Differential utilization of binding loop flexibility in T cell receptor ligand selection and cross-reactivity

Complementarity determining region (CDR) loop flexibility has been suggested to play an important role in the selection and binding of ligands by T cell receptors (TCRs) of the cellular immune system. However, questions remain regarding the role of loop motion in TCR binding, and crystallographic structures have raised questions about the extent to which generalizations can be made. Here we studied the flexibility of two structurally well characterized alpha beta TCRs, A6 and DMF5. We found that the two receptors utilize loop motion very differently in ligand binding and cross-reactivity. While the loops of A6 move rapidly in an uncorrelated fashion, those of DMF5 are substantially less mobile.

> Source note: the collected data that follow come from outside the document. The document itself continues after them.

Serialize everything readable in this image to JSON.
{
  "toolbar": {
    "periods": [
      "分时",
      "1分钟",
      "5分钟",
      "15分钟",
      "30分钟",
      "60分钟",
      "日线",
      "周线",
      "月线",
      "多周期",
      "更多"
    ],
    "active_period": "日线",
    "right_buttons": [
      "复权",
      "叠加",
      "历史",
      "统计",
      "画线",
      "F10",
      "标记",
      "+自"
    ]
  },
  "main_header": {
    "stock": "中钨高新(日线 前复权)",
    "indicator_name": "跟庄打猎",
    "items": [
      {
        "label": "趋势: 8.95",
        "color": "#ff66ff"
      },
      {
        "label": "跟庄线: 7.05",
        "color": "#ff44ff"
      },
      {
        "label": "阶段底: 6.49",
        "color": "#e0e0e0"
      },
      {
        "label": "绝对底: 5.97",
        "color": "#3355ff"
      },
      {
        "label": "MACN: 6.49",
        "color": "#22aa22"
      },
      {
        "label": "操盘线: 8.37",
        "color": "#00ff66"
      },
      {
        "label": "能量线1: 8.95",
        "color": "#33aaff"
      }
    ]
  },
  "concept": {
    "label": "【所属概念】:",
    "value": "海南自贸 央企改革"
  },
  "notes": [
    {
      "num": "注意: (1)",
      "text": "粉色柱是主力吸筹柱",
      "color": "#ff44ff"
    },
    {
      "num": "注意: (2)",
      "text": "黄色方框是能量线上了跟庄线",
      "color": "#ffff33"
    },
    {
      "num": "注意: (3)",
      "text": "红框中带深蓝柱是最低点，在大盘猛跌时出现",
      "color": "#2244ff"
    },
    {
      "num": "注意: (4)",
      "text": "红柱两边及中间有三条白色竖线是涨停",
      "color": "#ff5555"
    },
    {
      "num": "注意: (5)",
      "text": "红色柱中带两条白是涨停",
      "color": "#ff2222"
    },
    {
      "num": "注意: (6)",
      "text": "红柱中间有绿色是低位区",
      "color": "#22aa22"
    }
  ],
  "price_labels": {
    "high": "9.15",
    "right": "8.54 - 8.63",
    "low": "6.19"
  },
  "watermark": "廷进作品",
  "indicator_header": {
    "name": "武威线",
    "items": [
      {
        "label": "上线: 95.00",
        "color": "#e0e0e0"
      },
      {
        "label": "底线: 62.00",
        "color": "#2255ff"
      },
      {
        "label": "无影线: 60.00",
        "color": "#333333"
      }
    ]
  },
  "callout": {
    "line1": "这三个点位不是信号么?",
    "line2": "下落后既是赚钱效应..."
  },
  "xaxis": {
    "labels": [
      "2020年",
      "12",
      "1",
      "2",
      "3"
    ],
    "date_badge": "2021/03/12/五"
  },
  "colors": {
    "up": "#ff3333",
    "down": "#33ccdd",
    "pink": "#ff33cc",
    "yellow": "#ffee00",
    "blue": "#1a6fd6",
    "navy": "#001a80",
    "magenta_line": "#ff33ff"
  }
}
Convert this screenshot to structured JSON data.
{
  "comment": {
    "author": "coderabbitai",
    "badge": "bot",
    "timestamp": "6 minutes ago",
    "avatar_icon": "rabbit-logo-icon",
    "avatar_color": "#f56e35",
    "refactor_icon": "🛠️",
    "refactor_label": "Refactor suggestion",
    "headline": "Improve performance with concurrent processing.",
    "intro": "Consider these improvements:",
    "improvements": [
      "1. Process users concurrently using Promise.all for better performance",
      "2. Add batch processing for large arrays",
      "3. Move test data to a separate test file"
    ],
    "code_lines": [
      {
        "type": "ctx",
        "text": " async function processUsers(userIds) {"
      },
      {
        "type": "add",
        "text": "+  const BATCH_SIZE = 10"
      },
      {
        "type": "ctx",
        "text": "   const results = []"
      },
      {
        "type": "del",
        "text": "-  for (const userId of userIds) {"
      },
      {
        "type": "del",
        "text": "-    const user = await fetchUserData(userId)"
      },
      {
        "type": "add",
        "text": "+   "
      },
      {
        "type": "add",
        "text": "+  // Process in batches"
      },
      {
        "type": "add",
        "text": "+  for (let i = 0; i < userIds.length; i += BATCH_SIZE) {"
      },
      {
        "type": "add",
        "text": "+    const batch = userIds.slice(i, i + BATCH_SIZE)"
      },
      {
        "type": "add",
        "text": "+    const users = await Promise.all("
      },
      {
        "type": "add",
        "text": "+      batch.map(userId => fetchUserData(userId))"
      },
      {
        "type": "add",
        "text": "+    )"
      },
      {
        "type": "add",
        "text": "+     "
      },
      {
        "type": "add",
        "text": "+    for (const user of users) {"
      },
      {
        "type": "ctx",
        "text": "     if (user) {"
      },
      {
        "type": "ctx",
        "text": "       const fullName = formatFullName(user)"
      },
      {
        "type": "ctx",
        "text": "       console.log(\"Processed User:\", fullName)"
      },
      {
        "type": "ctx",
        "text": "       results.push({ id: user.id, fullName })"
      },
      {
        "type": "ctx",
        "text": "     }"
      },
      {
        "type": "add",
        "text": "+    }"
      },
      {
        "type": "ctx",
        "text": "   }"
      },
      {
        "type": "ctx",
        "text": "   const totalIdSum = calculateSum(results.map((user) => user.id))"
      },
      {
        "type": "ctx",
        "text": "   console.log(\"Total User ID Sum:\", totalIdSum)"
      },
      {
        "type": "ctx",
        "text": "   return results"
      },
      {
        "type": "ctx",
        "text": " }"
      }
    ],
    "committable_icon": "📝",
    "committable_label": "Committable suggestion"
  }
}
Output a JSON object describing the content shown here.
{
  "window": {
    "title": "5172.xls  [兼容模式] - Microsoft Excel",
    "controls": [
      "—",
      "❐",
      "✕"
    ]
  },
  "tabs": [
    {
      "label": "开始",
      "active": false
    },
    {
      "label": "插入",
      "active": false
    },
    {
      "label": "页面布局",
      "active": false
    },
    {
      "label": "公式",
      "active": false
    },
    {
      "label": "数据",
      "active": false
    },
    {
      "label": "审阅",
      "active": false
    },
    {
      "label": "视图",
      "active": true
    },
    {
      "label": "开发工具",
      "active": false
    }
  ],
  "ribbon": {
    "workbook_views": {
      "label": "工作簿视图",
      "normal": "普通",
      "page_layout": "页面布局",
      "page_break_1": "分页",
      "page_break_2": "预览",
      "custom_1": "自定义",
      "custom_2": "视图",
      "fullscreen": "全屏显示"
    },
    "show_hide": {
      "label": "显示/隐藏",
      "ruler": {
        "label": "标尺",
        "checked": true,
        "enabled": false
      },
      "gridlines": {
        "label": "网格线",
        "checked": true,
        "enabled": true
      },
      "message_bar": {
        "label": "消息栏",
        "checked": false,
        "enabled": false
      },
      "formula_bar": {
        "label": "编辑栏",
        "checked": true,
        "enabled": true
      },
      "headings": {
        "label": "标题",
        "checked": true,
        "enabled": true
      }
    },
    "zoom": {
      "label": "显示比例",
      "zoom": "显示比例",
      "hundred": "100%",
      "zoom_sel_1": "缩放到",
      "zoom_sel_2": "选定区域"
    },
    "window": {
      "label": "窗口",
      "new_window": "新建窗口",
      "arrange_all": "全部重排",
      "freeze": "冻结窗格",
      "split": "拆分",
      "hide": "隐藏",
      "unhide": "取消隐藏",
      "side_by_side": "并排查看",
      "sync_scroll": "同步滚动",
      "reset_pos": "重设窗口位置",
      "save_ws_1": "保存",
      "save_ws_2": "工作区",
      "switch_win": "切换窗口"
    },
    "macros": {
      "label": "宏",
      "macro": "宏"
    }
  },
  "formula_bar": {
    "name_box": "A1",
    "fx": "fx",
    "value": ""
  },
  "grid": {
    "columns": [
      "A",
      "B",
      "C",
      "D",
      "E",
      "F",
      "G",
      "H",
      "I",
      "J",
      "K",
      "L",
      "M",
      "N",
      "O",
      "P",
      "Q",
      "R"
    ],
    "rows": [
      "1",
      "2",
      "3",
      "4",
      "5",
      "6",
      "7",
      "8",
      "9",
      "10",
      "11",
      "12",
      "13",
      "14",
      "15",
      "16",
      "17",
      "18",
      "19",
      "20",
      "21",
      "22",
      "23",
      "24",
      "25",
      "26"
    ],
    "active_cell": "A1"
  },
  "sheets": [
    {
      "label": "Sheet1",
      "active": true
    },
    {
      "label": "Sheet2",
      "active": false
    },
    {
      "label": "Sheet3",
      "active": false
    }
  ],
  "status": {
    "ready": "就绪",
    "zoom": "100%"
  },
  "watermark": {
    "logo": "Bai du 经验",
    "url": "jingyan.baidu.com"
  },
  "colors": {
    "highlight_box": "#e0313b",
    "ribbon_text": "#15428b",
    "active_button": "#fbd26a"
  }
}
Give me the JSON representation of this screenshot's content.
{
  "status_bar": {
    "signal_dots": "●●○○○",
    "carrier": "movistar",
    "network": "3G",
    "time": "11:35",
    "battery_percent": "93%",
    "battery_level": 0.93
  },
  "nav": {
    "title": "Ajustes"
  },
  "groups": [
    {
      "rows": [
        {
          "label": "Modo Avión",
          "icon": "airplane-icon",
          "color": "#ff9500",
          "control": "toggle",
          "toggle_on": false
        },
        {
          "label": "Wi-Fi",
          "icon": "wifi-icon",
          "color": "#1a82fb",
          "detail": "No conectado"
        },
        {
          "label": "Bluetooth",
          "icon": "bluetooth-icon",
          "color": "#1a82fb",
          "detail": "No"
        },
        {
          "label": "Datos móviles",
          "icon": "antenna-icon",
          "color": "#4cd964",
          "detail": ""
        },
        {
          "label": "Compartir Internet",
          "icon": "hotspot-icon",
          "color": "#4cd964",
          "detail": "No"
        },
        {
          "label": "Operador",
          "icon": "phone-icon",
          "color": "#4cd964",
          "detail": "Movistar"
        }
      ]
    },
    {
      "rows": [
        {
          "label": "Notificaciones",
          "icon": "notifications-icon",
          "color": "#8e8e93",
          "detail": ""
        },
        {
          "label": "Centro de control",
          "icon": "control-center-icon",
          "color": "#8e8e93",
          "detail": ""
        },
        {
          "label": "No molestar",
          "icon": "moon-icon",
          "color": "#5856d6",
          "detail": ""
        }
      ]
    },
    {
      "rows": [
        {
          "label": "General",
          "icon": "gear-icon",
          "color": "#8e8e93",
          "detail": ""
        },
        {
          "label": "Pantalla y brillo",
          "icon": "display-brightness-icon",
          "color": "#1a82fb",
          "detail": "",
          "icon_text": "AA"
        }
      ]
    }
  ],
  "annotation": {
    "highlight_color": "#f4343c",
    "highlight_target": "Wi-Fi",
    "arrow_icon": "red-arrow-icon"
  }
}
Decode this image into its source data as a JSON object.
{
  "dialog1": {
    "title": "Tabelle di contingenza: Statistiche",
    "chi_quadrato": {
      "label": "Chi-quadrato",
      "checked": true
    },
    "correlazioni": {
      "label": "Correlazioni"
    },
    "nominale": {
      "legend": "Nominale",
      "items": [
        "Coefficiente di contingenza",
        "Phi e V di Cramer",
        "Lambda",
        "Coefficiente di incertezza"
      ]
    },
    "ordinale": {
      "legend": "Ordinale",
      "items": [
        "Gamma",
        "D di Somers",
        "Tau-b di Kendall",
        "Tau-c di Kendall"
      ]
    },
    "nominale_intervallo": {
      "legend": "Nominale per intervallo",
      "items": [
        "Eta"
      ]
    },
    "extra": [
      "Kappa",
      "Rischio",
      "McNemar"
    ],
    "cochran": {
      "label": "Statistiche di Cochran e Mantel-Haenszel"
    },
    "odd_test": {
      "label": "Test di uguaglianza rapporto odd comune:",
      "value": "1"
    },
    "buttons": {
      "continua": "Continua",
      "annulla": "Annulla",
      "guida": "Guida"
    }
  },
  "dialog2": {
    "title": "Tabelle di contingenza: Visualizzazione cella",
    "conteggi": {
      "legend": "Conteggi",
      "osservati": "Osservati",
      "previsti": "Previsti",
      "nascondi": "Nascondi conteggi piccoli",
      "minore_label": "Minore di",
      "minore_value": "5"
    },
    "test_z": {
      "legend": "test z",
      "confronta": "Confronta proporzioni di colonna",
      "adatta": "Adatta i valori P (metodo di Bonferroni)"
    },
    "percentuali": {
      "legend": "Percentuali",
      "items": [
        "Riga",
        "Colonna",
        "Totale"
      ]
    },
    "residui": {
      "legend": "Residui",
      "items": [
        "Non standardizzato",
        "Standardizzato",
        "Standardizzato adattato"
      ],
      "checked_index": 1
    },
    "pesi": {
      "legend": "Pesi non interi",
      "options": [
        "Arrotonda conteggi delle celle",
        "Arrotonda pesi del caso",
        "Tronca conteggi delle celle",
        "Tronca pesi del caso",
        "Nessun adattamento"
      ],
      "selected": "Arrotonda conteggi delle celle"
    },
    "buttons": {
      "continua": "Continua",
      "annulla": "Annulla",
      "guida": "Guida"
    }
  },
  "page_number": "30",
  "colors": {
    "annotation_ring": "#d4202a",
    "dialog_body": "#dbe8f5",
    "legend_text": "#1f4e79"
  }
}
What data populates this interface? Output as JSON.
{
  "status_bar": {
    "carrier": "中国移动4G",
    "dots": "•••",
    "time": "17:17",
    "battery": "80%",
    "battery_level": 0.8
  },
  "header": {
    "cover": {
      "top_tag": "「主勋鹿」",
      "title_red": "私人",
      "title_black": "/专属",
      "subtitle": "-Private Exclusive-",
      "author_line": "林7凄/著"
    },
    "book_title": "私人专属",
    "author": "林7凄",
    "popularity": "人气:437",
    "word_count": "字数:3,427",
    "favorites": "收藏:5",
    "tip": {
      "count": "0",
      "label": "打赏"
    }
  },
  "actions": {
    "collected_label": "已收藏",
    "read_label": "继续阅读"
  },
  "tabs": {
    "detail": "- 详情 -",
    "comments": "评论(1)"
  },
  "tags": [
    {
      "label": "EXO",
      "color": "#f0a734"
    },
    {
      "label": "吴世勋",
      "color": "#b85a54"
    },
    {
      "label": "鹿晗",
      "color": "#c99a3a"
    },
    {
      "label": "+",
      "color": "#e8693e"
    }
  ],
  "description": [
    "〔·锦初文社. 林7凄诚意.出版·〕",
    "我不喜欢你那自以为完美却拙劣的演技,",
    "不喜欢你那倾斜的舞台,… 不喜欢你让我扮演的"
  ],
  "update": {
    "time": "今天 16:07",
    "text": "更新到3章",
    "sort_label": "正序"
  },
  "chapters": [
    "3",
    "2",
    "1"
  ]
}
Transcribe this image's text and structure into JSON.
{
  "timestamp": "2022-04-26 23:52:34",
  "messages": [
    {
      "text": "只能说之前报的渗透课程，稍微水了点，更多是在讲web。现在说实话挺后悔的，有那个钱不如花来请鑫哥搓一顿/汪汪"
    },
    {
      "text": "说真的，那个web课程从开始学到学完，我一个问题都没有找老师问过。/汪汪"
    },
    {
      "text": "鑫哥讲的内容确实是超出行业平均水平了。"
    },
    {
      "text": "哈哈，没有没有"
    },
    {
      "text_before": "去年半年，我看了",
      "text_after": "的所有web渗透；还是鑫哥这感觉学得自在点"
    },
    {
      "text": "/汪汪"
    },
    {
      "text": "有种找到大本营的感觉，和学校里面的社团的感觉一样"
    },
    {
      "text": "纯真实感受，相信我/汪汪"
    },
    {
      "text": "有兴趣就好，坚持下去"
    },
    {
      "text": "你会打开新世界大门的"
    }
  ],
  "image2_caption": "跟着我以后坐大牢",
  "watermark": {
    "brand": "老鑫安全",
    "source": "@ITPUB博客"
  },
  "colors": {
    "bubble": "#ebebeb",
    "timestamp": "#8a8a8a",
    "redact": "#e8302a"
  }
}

Accordingly, the mechanisms of binding and cross-reactivity are very different between the two TCRs: whereas A6 relies on conformational selection to select and bind different ligands, DMF5 uses a more rigid, permissive architecture with greater reliance on slower motions or induced-fit. In addition to binding site flexibility, we also explored whether ligand-binding resulted in common dynamical changes in A6 and DMF5 that could contribute to TCR triggering. Although binding-linked motional changes propagated throughout both receptors, no common features were observed, suggesting that changes in nanosecond-level TCR structural dynamics do not contribute to T cell signaling.